Special Economic Zones in India

  • Origin:
    • Asia’s first EPZ (Export Processing Zones) was established in 1965 at Kandla, Gujarat.
    • SEZs are similar in structure to EPZs.
    • Indian SEZs are modeled on the success of Chines SEZs.
    • The government began to establish SEZs in 2000 under the Foreign Trade Policy to redress the infrastructural and bureaucratic challenges that were seen to have limited the success of EPZs.
  • Legislative backing: The Special Economic Zones Act was passed in 2005 to provide legislative support to SEZs. The Act came into force along with the SEZ Rules in 2006.

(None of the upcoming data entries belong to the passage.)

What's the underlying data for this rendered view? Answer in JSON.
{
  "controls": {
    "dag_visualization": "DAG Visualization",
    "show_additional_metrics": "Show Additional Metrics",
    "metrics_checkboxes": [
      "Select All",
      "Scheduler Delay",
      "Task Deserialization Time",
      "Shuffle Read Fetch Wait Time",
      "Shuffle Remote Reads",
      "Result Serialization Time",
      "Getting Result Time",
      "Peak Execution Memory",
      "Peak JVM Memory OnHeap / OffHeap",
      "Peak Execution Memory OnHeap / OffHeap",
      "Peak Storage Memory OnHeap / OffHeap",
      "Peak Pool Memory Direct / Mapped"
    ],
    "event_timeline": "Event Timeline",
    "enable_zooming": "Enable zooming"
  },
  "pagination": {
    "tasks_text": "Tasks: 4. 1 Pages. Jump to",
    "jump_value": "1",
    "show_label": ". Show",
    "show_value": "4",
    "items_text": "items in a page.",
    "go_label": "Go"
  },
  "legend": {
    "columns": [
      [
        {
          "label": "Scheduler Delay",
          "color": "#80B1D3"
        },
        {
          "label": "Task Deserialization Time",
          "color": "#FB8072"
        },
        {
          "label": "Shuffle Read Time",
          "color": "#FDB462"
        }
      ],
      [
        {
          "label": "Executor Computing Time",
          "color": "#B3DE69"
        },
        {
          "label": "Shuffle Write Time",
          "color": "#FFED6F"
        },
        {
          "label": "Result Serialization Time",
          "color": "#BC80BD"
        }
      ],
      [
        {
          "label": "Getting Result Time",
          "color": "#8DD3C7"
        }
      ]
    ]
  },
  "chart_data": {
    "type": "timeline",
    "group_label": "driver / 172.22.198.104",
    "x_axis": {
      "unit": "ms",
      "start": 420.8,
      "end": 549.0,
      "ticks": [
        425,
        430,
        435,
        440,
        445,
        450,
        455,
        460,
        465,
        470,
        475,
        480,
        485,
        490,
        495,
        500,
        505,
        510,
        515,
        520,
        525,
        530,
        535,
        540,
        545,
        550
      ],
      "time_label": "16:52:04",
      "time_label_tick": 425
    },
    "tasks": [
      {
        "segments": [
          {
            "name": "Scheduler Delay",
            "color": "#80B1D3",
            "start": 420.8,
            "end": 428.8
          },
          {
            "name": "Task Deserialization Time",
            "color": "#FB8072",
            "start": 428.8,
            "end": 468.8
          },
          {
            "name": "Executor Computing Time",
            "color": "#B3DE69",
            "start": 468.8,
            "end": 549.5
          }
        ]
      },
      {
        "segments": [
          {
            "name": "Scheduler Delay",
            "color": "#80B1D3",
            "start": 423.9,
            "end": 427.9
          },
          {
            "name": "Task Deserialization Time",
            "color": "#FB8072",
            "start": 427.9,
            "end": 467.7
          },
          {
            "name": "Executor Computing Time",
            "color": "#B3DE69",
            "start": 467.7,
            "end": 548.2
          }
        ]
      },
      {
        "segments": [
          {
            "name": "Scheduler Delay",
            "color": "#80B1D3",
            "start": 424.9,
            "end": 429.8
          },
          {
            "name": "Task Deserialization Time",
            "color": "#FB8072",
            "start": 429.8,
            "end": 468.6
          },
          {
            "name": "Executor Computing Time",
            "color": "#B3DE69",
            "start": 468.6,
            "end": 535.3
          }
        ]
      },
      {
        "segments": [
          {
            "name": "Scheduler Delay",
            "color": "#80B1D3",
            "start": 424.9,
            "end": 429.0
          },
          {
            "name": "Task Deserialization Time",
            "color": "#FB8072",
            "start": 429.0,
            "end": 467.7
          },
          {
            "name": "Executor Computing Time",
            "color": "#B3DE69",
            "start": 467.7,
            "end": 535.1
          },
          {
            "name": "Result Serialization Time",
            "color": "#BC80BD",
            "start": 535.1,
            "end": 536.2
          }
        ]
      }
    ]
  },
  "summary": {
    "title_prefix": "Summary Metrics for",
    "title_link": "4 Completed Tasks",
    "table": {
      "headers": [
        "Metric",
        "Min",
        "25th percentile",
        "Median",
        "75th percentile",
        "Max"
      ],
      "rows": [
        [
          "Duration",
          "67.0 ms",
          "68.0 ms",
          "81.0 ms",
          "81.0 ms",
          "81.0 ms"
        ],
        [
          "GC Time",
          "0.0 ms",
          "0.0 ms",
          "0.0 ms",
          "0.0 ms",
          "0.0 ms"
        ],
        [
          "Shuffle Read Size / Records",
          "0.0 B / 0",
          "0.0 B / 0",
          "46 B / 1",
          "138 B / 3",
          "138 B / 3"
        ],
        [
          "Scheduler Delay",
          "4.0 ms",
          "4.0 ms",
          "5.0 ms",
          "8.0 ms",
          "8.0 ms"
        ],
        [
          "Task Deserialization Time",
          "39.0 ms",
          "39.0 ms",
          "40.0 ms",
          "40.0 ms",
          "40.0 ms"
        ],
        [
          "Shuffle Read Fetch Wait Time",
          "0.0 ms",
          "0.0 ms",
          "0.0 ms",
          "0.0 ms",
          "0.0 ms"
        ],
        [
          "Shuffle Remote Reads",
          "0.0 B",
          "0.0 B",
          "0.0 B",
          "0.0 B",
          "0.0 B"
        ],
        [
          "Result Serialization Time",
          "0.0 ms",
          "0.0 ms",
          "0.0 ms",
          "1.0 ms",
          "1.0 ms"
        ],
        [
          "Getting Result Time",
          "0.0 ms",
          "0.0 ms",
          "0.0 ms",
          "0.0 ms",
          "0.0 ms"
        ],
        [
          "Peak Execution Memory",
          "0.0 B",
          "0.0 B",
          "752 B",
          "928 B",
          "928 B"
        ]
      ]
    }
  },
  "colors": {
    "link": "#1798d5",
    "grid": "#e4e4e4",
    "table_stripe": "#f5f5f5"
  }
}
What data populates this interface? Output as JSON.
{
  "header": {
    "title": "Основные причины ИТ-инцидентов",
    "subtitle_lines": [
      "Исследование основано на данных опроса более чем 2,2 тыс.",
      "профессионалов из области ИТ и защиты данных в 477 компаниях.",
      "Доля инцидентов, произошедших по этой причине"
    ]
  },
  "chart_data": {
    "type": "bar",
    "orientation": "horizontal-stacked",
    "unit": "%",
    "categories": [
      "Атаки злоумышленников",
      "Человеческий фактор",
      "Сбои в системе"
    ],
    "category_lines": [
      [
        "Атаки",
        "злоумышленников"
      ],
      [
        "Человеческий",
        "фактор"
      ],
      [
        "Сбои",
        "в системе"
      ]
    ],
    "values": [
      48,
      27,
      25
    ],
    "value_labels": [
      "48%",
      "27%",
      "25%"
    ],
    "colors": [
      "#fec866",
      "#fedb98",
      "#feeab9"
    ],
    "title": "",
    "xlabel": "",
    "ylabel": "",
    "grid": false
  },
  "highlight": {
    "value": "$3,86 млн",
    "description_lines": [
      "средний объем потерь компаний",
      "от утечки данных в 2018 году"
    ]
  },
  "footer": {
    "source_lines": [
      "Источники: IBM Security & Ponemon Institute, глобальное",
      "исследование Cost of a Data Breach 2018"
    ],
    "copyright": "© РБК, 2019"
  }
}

    • SEZs Act 2005: “It is defined as an Act to provide for the establishment, development and management of the Special Economic Zones for the promotion of exports and for matters connected therewith or incidental thereto.”
    • Between 2000-2006, SEZs were operational under the Foreign Trade Policy.
  • Present status: 379 SEZs are notified by the government, out of which 265 are operational.
    • Regional Distribution of SEZs in India: about 64% of the SEZs are located in five states- Tamil Nadu, Telangana, Karnataka, Andhra Pradesh and Maharashtra.
  • Baba Kalyani Committee: It was constituted by the Ministry of Commerce and Industry to study the existing SEZ policy of India and had submitted its recommendations in November 2018.